For the Love of Anchovies
I am a lifelong anchovy lover, and could tell you possibly boring stories about enjoying them from one end of the earth to the other. (Plus, as much as any fish can be, they’re sustainable.) Thus days like yesterday (the day before I wrote this, not the actual yesterday), where I eat them twice, are not common but not surprising either.
I know anchovies are not to everyone’s taste, but that’s because non-lovers only know them as salt-bombs on top of bad pizza. Real anchovies, the good stuff, regardless of their culture of origin, whether packed in olive oil or salt or just dried - are unbelievable.
Lunch was Korean style. I have never been able to get enough of the finger-food version of Korean dried, glazed anchovies (called, I’m pretty sure, myulchi bokkeum), usually served as one of the array of banchan - side dishes - that precedes or accompanies the main meal. I’ve never had myulchi as a main course, with rice, but I figured it must exist and, besides, what I do in the privacy of my own home is my business. I could eat coconut cake for supper if I wanted to (and I have).

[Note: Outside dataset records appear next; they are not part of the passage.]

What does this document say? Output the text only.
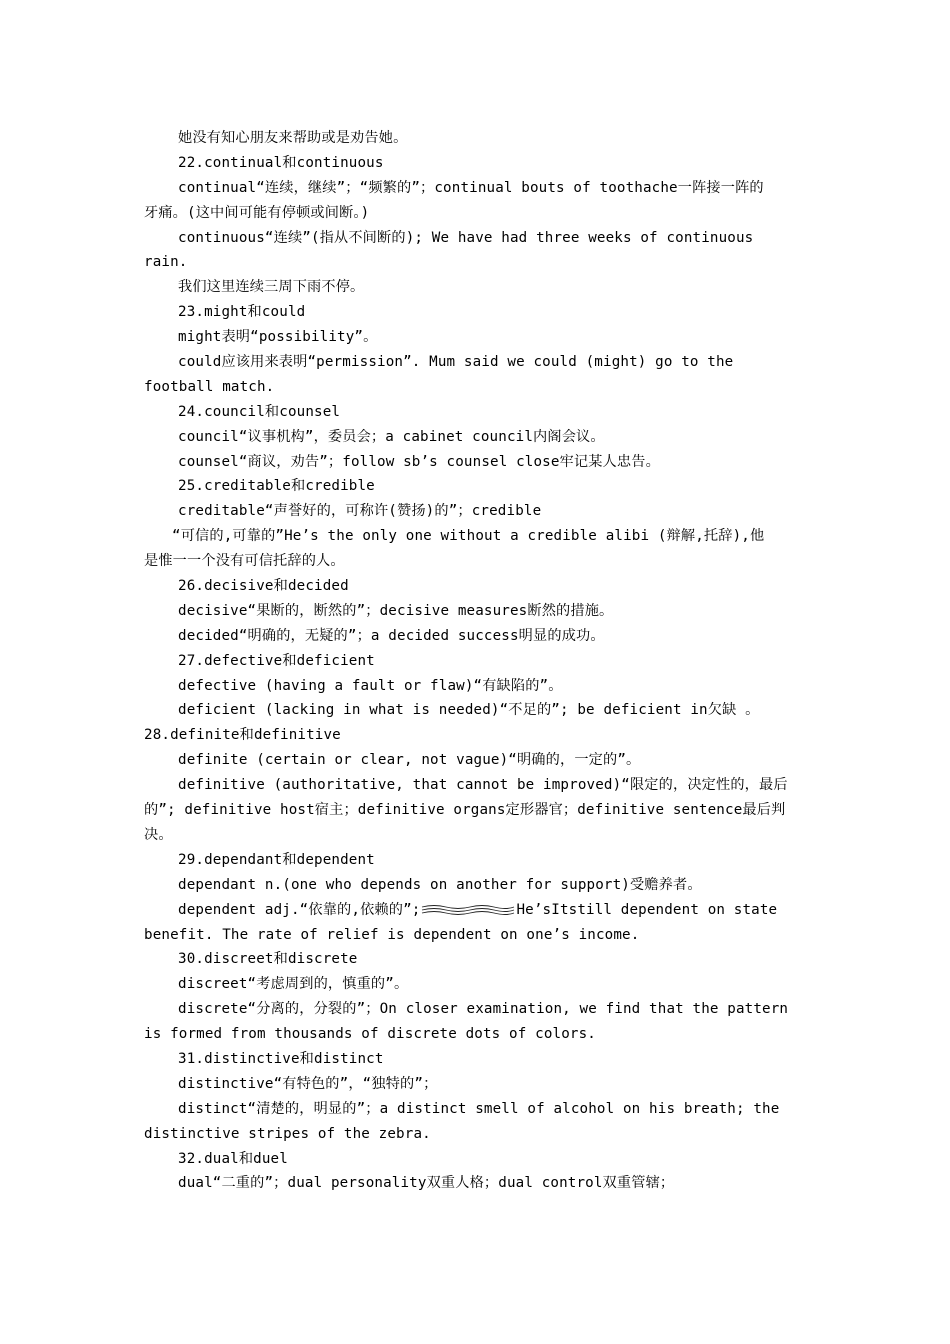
她没有知心朋友来帮助或是劝告她。
22.continual和continuous
continual“连续，继续”；“频繁的”；continual bouts of toothache一阵接一阵的
牙痛。(这中间可能有停顿或间断。)
continuous“连续”(指从不间断的); We have had three weeks of continuous
rain.
我们这里连续三周下雨不停。
23.might和could
might表明“possibility”。
could应该用来表明“permission”. Mum said we could (might) go to the
football match.
24.council和counsel
council“议事机构”，委员会；a cabinet council内阁会议。
counsel“商议，劝告”；follow sb’s counsel close牢记某人忠告。
25.creditable和credible
creditable“声誉好的，可称许(赞扬)的”；credible
“可信的,可靠的”He’s the only one without a credible alibi (辩解,托辞),他
是惟一一个没有可信托辞的人。
26.decisive和decided
decisive“果断的，断然的”；decisive measures断然的措施。
decided“明确的，无疑的”；a decided success明显的成功。
27.defective和deficient
defective (having a fault or flaw)“有缺陷的”。
deficient (lacking in what is needed)“不足的”; be deficient in欠缺 。
28.definite和definitive
definite (certain or clear, not vague)“明确的，一定的”。
definitive (authoritative, that cannot be improved)“限定的，决定性的，最后
的”; definitive host宿主；definitive organs定形器官；definitive sentence最后判
决。
29.dependant和dependent
dependant n.(one who depends on another for support)受赡养者。
dependent adj.“依靠的,依赖的”;	He’sItstill dependent on state
benefit. The rate of relief is dependent on one’s income.
30.discreet和discrete
discreet“考虑周到的，慎重的”。
discrete“分离的，分裂的”；On closer examination, we find that the pattern
is formed from thousands of discrete dots of colors.
31.distinctive和distinct
distinctive“有特色的”，“独特的”；
distinct“清楚的，明显的”；a distinct smell of alcohol on his breath; the
distinctive stripes of the zebra.
32.dual和duel
dual“二重的”；dual personality双重人格；dual control双重管辖；
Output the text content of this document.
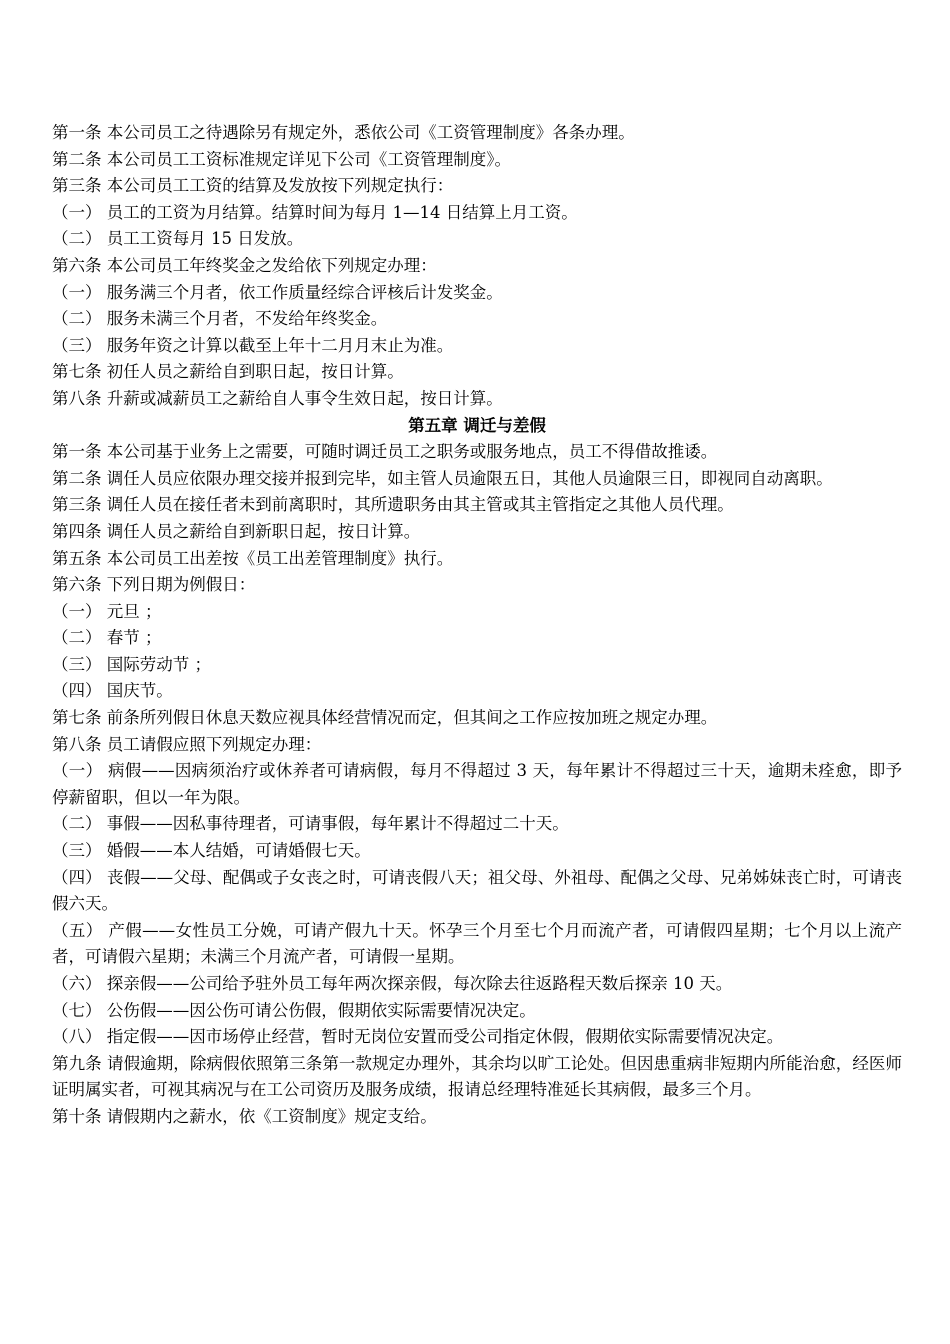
第一条 本公司员工之待遇除另有规定外，悉依公司《工资管理制度》各条办理。
第二条 本公司员工工资标准规定详见下公司《工资管理制度》。
第三条 本公司员工工资的结算及发放按下列规定执行：
（一） 员工的工资为月结算。结算时间为每月 1—14 日结算上月工资。
（二） 员工工资每月 15 日发放。
第六条 本公司员工年终奖金之发给依下列规定办理：
（一） 服务满三个月者，依工作质量经综合评核后计发奖金。
（二） 服务未满三个月者，不发给年终奖金。
（三） 服务年资之计算以截至上年十二月月末止为准。
第七条 初任人员之薪给自到职日起，按日计算。
第八条 升薪或减薪员工之薪给自人事令生效日起，按日计算。
第五章 调迁与差假
第一条 本公司基于业务上之需要，可随时调迁员工之职务或服务地点，员工不得借故推诿。
第二条 调任人员应依限办理交接并报到完毕，如主管人员逾限五日，其他人员逾限三日，即视同自动离职。
第三条 调任人员在接任者未到前离职时，其所遗职务由其主管或其主管指定之其他人员代理。
第四条 调任人员之薪给自到新职日起，按日计算。
第五条 本公司员工出差按《员工出差管理制度》执行。
第六条 下列日期为例假日：
（一） 元旦 ；
（二） 春节 ；
（三） 国际劳动节 ；
（四） 国庆节。
第七条 前条所列假日休息天数应视具体经营情况而定，但其间之工作应按加班之规定办理。
第八条 员工请假应照下列规定办理：
（一） 病假——因病须治疗或休养者可请病假，每月不得超过 3 天，每年累计不得超过三十天，逾期未痊愈，即予停薪留职，但以一年为限。
（二） 事假——因私事待理者，可请事假，每年累计不得超过二十天。
（三） 婚假——本人结婚，可请婚假七天。
（四） 丧假——父母、配偶或子女丧之时，可请丧假八天；祖父母、外祖母、配偶之父母、兄弟姊妹丧亡时，可请丧假六天。
（五） 产假——女性员工分娩，可请产假九十天。怀孕三个月至七个月而流产者，可请假四星期；七个月以上流产者，可请假六星期；未满三个月流产者，可请假一星期。
（六） 探亲假——公司给予驻外员工每年两次探亲假，每次除去往返路程天数后探亲 10 天。
（七） 公伤假——因公伤可请公伤假，假期依实际需要情况决定。
（八） 指定假——因市场停止经营，暂时无岗位安置而受公司指定休假，假期依实际需要情况决定。
第九条 请假逾期，除病假依照第三条第一款规定办理外，其余均以旷工论处。但因患重病非短期内所能治愈，经医师证明属实者，可视其病况与在工公司资历及服务成绩，报请总经理特准延长其病假，最多三个月。
第十条 请假期内之薪水，依《工资制度》规定支给。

The thing is, to a reasonably experienced cook and someone with a knowledge of essential Korean flavorings, one who’s eaten Korean food for a long time, the preparation is pretty transparent. What I lacked were dried anchovies. Those (and about fifty other somewhat esoteric ingredients, including the coveted dried persimmons) I got at the H-Mart near the George Washington Bridge (where my partner and I were teased by two cashiers, I think for being wannabes or at least Whyte People Cooking K Food). They’re sizable, cleaned (which saves a little trouble), and not super-dry; quite pliable, in fact, “fresh” enough to refrigerate. Fresh enough to munch on.
Dried anchovies sizzling away with ginger, chile, and garlic
They need no soaking. I put some ginger in a pan with some chile (chopped, the long red kind you get at, you got it, H-Mart) and garlic and peanut oil and, a minute later, a handful of the anchovies. These I tossed around merrily until they browned, a couple of minutes. Then: a splash of water (you could use sake, sure), soy sauce, honey (you could use sugar, but I have this awesome honey from Cuba and was thinking about some kind of stupid cross-cultural joke that I’ll spare you), boiled that down to a not-quite-glaze because I wanted this to be saucy. Then sesame seeds, sesame, oil, done. Served over whole barley, just because. Awesome lunch. If you don’t like this, then you really don’t like anchovies, but you will like this. I can almost guarantee.
Lunch
Dinner, same day, no kidding: Took my virtual personal jet to southern Italy and ground, not too finely (that's important; one might say "coarsely")—in the food processor because I’m “modern"—a half-inch thick slice of awesome whole wheat bread, pretty stale. Toasted those in olive oil. Set them aside. Wiped out the pan after it cooled.
The best anchovies from Gustiamo
Anchovies, cleaned and filleted
Dissected three salted anchovies (check out the must-see TV below) from our friends at Gustiamo (note empty jar; I would’ve used two, but I’m not going to let that last one languish). See how pretty they look once you spend a minute cleaning them. (At that point you could soak them in good olive oil and really enjoy some fine plain anchovies.) Chopped them roughly; they disintegrate with a little heat, so that’s an easy job. Put those in a pan with oil, garlic, chile (Korean chile! Fusion cuisine!), cooked that a minute, and not much longer: just until the garlic colored and the anchovies fell apart.
Anchovies, garlic, chile, olive oil: doesn't get much better than this
Cooked my pasta until it was still quite firm but just about ready to eat (you have to taste it, continually, to get it right), and then scooped out a little of that water. Drained the pasta, tossed it with the oil mixture, and added the breadcrumbs and just enough of the pasta water to moisten (the breadcrumbs will absorb some of that). Wished I had some parsley, got over that, and devoured that thing.
Dinner
For a simple dish, this second one is extravagant in its use of anchovies; I included three, for one serving. You could use one or even two fewer, but it is an assaultive, boldly flavored pasta, really a knock-your-socks-off kind of thing, not “refined” at all (thankfully), especially if you use lots of chile and garlic as well as the anchovies. The bread crumbs add an unusual crunch that’s enjoyable beyond what you’d think. A reminder: Keep them coarse.
Nothing I can think of eating today will make it as exciting as yesterday was, though I might have to hit 32nd Street for dinner.